Once you’ve soaked for a while, you’ll start to get hungry.  There’s not much to eat in town if you like fancy.  There’s plenty to eat in town if you like home cooked meals, made to order by local people.  There are three or four local restaurants and a little ice cream parlor.  There are a couple of gift shops with cool stuff in them.  You’ll want to walk a bit, stretch, get yourself a good burger or chicken fried steak.  Drink some water then get back to the pools sometime after dark.  If you’re lucky, it’ll start to snow.

You’ll make your way back into the pools and sit on the stairs of the big pool – the hot pool.  The stairs are deep and wide enough that you can lay down on them without discomfort.  The stairs are heated by the water so they are comfortable even as it snows.  But you want to be in the water for this.  Ease yourself down into the water.  Remember this is the hottest part of the pools but you get used to it.  Your skin feels all prickly because of heat pushing its way into your body and stress leaving it.  Sink down into the water and look up into the night sky.  No matter what the weather is like, you’ll be rewarded.  If it’s clear, you get to lie in the superheated water and look up at the jeweled night sky while your feet push into the graveled floor and your hearing is blocked by the lapping of water.  If it’s snowing, well if it’s snowing, you’re in for a treat.  You’ll lie there heat pushing into you while snow appears out of the darkness in amazing white downy drifting pieces gently making their way down to you.  Most of them won’t make it because of the heat of the pool.  Some will make it to your skin and will extinguish themselves on your superheated body as it surfaces out of the pool.  You’ll look up into a blank sky and watch the snow come down, listen to the lapping of the water and feel the heat pushing into you and the stress leaving you and you’ll think of… nothing.  You’ll just enjoy the moment because that’s all there is.  This moment.  Snow.  Water.  Gravel.

You might get out and cool off on the stairs but even then the snow doesn’t bother you.  You’ll cool off and then get back in.  Cool off then get back in.  Until there is nothing left but you.  All the stress has been washed off in the pools and pushed away by the gravel and laughed away by the people around you.  You might get out and read then get back in again.  You might get out and listen to music then get back in again.  You might get out and take a nap then get back in again.  It’s all really quite simple.  Wash and repeat until desired results are obtained.

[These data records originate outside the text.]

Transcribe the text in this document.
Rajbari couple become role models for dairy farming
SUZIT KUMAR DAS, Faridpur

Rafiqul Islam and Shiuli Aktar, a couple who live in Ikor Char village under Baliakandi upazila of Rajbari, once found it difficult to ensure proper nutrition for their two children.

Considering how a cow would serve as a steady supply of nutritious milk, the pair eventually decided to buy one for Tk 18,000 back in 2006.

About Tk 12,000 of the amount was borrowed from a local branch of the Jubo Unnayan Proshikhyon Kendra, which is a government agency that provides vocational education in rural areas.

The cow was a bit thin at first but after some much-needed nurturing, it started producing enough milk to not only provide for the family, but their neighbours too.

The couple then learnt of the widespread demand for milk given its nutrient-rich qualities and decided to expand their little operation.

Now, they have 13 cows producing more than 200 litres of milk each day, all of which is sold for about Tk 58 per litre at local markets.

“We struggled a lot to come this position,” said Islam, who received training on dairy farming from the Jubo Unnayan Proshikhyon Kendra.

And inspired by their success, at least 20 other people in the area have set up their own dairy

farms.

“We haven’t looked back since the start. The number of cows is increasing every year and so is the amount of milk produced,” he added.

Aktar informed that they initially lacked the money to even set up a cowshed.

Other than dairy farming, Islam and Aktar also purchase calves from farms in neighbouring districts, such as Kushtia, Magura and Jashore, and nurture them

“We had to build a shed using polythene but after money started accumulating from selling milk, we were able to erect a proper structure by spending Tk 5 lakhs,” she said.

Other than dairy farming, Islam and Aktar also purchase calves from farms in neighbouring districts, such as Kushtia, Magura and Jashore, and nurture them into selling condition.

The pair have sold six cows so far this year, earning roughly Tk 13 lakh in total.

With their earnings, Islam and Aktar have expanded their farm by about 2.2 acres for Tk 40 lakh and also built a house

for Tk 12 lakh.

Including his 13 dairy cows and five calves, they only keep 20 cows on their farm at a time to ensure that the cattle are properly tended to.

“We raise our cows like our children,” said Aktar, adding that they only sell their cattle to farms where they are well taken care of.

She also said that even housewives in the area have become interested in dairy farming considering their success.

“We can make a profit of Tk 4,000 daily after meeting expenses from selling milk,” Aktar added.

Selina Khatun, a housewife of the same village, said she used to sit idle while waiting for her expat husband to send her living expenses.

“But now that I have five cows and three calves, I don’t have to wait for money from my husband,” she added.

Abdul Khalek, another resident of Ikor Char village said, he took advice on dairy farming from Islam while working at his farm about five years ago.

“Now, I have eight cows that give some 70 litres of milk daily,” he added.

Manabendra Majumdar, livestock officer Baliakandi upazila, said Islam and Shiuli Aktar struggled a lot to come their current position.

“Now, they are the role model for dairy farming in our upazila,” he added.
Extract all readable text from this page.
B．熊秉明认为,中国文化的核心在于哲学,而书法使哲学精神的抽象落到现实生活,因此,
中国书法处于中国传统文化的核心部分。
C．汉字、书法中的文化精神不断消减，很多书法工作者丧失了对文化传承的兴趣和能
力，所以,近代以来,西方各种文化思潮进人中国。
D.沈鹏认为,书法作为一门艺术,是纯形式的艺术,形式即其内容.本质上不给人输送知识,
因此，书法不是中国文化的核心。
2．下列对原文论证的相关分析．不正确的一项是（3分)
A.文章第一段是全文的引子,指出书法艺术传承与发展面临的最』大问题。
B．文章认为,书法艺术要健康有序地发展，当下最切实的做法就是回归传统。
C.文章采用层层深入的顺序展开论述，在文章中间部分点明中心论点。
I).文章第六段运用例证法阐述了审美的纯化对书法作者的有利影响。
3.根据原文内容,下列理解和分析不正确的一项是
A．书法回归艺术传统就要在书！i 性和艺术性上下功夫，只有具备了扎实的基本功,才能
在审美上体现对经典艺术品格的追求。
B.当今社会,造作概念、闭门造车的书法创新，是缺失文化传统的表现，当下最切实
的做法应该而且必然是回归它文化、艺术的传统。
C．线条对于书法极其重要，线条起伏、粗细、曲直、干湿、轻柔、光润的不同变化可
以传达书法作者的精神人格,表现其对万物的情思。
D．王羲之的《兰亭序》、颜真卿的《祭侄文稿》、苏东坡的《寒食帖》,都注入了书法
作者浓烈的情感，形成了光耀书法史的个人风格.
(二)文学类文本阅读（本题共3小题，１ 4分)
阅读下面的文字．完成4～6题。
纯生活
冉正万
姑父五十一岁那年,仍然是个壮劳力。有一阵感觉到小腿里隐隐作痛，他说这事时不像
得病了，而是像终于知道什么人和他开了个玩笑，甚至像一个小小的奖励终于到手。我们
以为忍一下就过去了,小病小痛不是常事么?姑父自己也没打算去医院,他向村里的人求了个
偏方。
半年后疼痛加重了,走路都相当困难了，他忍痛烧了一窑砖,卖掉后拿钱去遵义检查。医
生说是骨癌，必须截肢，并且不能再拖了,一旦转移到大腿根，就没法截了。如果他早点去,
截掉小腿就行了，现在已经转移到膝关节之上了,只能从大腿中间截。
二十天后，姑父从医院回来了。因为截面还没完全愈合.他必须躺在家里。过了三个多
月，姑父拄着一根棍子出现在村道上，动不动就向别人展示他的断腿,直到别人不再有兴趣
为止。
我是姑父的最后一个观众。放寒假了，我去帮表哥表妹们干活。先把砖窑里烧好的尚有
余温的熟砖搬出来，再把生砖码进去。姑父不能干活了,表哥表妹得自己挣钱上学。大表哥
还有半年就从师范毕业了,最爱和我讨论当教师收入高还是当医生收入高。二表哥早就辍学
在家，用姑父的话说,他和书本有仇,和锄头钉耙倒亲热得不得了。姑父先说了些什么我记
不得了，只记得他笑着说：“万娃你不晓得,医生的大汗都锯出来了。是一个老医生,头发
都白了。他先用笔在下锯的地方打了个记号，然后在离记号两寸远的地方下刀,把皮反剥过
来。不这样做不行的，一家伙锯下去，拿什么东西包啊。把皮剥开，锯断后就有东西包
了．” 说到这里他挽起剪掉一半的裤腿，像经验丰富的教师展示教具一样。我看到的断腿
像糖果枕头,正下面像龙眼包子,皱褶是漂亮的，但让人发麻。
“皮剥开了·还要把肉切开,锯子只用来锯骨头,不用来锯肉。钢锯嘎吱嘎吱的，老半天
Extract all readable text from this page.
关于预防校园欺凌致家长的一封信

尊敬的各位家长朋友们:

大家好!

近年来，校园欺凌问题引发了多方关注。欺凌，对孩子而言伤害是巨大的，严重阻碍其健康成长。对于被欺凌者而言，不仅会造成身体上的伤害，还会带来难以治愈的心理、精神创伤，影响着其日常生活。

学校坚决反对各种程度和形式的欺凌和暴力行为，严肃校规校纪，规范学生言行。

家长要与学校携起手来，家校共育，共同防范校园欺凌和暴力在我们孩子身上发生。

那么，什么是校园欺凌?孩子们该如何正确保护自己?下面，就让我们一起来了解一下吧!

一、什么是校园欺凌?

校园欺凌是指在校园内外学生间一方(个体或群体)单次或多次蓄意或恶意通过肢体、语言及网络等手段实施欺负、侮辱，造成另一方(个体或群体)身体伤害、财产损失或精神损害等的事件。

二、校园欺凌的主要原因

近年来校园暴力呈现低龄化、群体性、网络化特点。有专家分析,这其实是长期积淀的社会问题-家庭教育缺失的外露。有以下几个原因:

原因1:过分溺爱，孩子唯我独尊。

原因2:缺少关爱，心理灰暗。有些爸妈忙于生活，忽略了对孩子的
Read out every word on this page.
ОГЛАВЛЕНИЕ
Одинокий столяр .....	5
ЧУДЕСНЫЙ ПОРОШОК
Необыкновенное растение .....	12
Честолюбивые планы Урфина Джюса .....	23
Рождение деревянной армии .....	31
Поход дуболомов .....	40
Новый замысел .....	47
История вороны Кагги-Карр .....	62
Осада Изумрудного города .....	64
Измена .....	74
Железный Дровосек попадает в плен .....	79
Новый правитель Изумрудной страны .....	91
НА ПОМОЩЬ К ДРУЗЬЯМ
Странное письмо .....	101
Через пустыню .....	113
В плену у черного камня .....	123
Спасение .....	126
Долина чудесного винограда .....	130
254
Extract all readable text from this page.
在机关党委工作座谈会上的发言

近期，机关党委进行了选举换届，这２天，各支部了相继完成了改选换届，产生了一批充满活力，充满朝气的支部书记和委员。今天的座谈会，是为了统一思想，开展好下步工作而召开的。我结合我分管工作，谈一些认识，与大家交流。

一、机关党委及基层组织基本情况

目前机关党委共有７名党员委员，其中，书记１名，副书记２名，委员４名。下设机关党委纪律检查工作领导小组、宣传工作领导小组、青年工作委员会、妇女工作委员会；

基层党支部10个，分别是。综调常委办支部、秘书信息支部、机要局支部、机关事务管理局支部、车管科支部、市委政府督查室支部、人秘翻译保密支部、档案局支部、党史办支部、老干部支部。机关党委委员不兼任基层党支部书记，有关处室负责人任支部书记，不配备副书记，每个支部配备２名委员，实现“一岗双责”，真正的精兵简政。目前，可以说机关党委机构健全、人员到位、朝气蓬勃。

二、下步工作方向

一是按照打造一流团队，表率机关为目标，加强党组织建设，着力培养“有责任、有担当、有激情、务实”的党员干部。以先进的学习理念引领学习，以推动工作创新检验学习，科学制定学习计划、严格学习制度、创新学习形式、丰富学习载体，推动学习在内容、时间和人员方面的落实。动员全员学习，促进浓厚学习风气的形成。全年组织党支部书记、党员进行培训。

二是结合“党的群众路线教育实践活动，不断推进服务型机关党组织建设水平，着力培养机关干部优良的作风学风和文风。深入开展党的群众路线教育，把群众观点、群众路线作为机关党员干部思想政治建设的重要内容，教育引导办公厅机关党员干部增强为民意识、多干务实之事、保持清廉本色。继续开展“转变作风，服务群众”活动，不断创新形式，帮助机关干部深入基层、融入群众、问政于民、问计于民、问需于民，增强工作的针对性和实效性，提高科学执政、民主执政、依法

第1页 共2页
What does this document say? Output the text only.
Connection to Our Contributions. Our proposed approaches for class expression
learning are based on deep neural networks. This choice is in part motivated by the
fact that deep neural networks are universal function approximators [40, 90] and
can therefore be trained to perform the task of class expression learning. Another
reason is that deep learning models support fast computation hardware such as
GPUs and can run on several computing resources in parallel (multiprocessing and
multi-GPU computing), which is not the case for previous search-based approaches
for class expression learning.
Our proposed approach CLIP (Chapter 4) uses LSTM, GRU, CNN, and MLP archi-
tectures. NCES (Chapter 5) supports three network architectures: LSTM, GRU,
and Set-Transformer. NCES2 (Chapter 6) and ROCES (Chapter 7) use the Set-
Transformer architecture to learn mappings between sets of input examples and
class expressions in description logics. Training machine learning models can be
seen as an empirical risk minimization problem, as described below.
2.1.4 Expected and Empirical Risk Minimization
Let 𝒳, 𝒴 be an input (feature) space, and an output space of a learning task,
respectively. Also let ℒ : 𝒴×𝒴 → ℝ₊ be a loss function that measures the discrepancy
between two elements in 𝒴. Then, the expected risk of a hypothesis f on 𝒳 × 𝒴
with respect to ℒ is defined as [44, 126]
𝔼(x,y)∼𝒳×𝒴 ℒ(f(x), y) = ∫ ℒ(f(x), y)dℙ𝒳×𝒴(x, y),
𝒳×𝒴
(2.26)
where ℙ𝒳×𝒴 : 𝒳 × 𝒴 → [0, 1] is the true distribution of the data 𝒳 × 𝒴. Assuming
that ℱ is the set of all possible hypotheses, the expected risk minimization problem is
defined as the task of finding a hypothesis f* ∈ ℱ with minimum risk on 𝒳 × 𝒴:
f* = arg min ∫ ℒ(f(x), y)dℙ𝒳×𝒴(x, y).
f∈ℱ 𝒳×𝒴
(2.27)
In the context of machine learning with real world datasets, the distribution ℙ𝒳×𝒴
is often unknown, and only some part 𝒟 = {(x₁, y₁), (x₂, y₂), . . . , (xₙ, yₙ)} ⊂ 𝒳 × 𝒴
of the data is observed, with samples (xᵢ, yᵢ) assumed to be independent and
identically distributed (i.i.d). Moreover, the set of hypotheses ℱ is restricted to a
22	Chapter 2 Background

After a while, you’ll start feeling tired, not tired and stressed, not tired like you need sleep, just tired.  You’ll walk back to your hotel room, steam radiated off of your body and slip into your most comfortable pajamas, slip into the simple bed in the simple room and listen to the river outside your hotel room and you’ll sleep.  You’ll sleep in total darkness, free of troubles, or cares, or stress.  You’ll sleep long and deep and you’ll wake up the next morning feeling more relaxed than you’ve been in a long time.  You’ll be hungry again so go get yourself some pancakes and maple syrup with a side of sausage.  Then come back and get in the pools again.  You have all weekend here.  All weekend.

So, I’ve got to get going.  Heading there with my family.  What?  You want to come too?  Sure.  We’d love to have you.  Sure.  I’ll meet you there.  Three hours north.  Lava Hot Springs.  I’ll look for you.